Pamela Love Interview for LURVE Magazine

You are making everything with your hands from styling to doing jewelry, how do you feel about being involve into the fashion world on so many levels? I love working with my hands and am an extremely visual person.  Fashion to me is like art.  I think about the shoots I style and the jewelry I make […]

You are making everything with your hands from styling to doing jewelry, how do you feel about being involve into the fashion world on so many levels?

I love working with my hands and am an extremely visual person.  Fashion to me is like art.  I think about the shoots I style and the jewelry I make the same way I think about and execute a painting or a sculpture.

Your work seems to evolve around universal things: love, death, animals, nature. Did those subjects came naturally or was it more like a plan of doing something disturbing yet beautiful?

I have always loved animals and nature very much and feel that they have a magical power.  I am interested in creating jewelry that i feel a spiritual connection to.  Animals, nature, love, religion, music, life, death.  all these things are a part of this.  My connection to death has been much stronger in the recent years.
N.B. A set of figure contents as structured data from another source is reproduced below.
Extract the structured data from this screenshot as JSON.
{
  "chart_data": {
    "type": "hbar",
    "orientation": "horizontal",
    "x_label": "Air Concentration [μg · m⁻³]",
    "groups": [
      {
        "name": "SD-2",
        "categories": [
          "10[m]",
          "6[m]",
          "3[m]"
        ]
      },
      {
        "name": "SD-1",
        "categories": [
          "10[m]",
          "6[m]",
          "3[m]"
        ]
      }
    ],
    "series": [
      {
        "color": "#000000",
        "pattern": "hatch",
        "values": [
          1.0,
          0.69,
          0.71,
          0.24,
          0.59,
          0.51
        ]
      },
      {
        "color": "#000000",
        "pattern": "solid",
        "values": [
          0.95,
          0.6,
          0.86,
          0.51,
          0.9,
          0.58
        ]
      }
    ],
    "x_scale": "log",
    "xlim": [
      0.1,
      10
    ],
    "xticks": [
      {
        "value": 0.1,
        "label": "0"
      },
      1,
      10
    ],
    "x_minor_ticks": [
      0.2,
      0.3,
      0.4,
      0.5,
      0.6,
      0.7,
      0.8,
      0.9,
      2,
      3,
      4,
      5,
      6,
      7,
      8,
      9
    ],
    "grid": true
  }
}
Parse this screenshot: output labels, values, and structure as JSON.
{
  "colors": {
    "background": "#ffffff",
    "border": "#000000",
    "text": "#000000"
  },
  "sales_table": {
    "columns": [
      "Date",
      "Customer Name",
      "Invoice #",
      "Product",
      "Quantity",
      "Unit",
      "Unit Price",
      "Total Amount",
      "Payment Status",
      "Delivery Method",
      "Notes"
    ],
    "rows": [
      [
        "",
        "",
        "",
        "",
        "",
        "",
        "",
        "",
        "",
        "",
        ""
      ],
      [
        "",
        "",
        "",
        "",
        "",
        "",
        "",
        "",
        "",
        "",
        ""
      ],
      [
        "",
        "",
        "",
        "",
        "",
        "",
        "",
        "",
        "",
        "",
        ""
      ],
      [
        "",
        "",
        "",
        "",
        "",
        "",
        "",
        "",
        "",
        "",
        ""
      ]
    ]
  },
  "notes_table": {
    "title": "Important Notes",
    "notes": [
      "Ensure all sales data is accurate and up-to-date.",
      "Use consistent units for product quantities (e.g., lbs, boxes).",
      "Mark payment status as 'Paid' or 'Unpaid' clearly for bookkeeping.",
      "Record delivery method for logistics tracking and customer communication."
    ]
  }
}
My father past away almost three years ago, which is when I started making my jewelry.  I think there are a lot of elements of death and life after death in my jewelry and it is probably related to the death of my father.  Making jewelry has been therapeutic for me in those times.

You seems to be a very humble person even when you are getting so many positive reviews about your work. Did you ever expect to have that kind of recognition, how does that make you feel?

I didn’t expect the jewelry to be as well received as it is.  It makes me very happy but also very nervous because I hope that as I grow and change as a designer my new work will be appreciated as much or more than what I have done so far.

Do you think that one of the reason of this popularity is because people are attracted by the things they can´t have?

I hope not. I want people who like my jewelry to be able to have it.  I am working this season on making pieces out of more affordable materials so that they will sell for less.  I am also selling to many more stores this season so it will be easier to find my pieces.

I don’t think the popularity is because people are attracted to things they cannot have.  I think the popularity has more to do with the classic and universal quality of the pieces, while still being unique, edgy,and interesting.

I feel like your work is more about taking risks than actually conformimg, clearly too complicated for Forever 21 to copy.

I hope they do not copy me.  However i wouldn’t be against collaborating with a large retailer one day.  I like the idea of being able to have my work reach people all over the place.

Having Love as a last name immediately implies some sort of romantism, is that why you choose to go more on a dark side?

No.  I just have a bit of  dark aesthetic.  My last name has been Love my whole life so sometimes i forget the word even has such a romantic implication.  I sometimes think it sounds a little like a strippers name more than anything.

Do you think of yourself as an artist? i mean especially with the art scene being so present in New York?

I think of myself as a designer.  I studied art in college and had dreams of becoming a painter or an installation artist and one day I still plan to build huge installations. I still paint at home and work with some other artists, but as far as the jewelry is concerned I think of myself as a designer. Creating the pieces feels like creating artwork and i execute them the way I would execute a painting. However the idea of creating something for someone to wear and that will be sold in a store separates it from art. It becomes design.  I don’t know which is better or more powerful for me. They both are very important.

And what´s next?

New jewelry collections and collaborations.  And i am going on tour with my band!